Either way, Player A comes out with the higher adjusted OPS—just as he has the higher absolute OPS.  Any park adjustment given to one will be given to the other, based on your parameters.

I see what you’re going for (I think)—but the thing is that while Player B is 8% on the road than Player A is, Player A is 11% better at home.  So Player A comes out ahead, given your assumptions, no matter what you do. 

The trickier way of looking at it is if:

Player A:  870 at home, 750 road
Player B:  810 at home, 810 road

Again, both in the same park, same amount of games, etc.

Both players have an 810 absolute OPS overall.

(1) Adjusting Player A is (870/1.08+750)/2=778, and Player B is (810/1.08+810)/2=780.  Player B comes out ahead, slightly—because his road OPS is +8% better than Player A’s, but Player A’s home OPS is only 7% better than Player B’s.  So B goes ahead.

(2) Adjusting Player A is (870+750)/2/1.08=750 and Player B is (810+810)/2/1.08=750, so they remain equal.

So the question depends on whether or not your park factor is meant to apply to home stats only, or overall stats.

Depends what you’re trying to measure. 

If you’re trying to figure which is the better hitter, you want to take 1/16 of home park stats and add it to the road park stats.  That tells you how each would do playing equally in all parks.  Obviously, player B is more likely to be the better hitter overall.

That’s probably not what you’re asking, though.

Cut the award in half. They’re dead even.

If A’s overall OPS is 825 (mean of 900 and 750) and B’s is 810, then A is superior.
Their park adjustments are equal so they cancel each other out, don’t they?

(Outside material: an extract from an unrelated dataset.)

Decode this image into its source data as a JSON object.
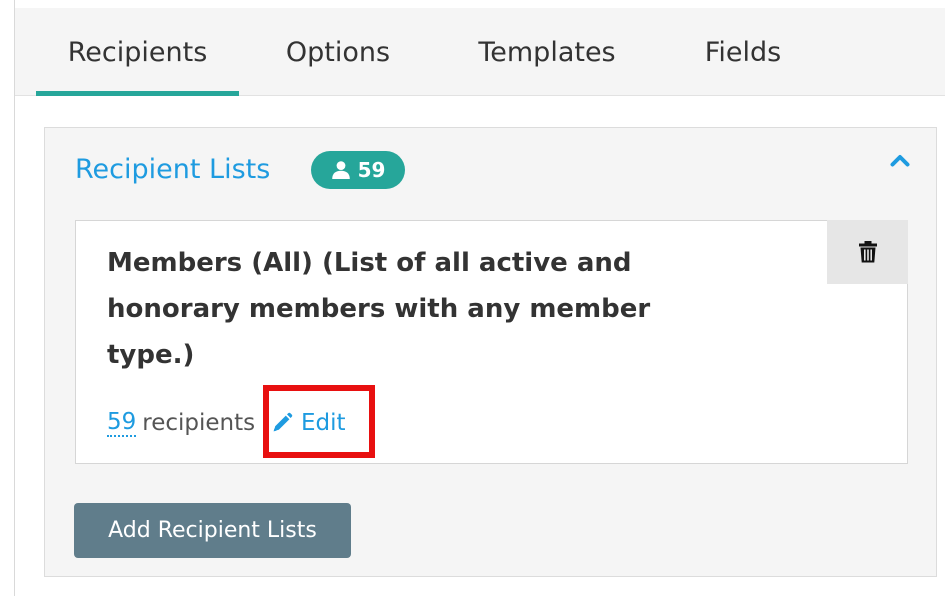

I figured it a bit differently but selected player A also.

I chose to first separate their home/road performances and compare them to a standard. I chose a road game standard of .750 OPS, which happens to translate to an .810 OPS in the home park (.750 * 1.08).

Player A is a 1.00 on the road (.750/.750) and 1.1111… at home (.900/.810).

Player B is a 1.00 at home (.810/.810) and 1.08 on the road (.810/.750).

Player A on the road is equal to player B at home. Player A is a slightly better offensive player because his edge at home is larger than player B’s edge on the road.

Of course a simpler method would be to just use a season total. Both players are seeing the same overall park effects. How extreme would a park need to play in order to create a serious discrepancy in the apparent value of two players on the same team?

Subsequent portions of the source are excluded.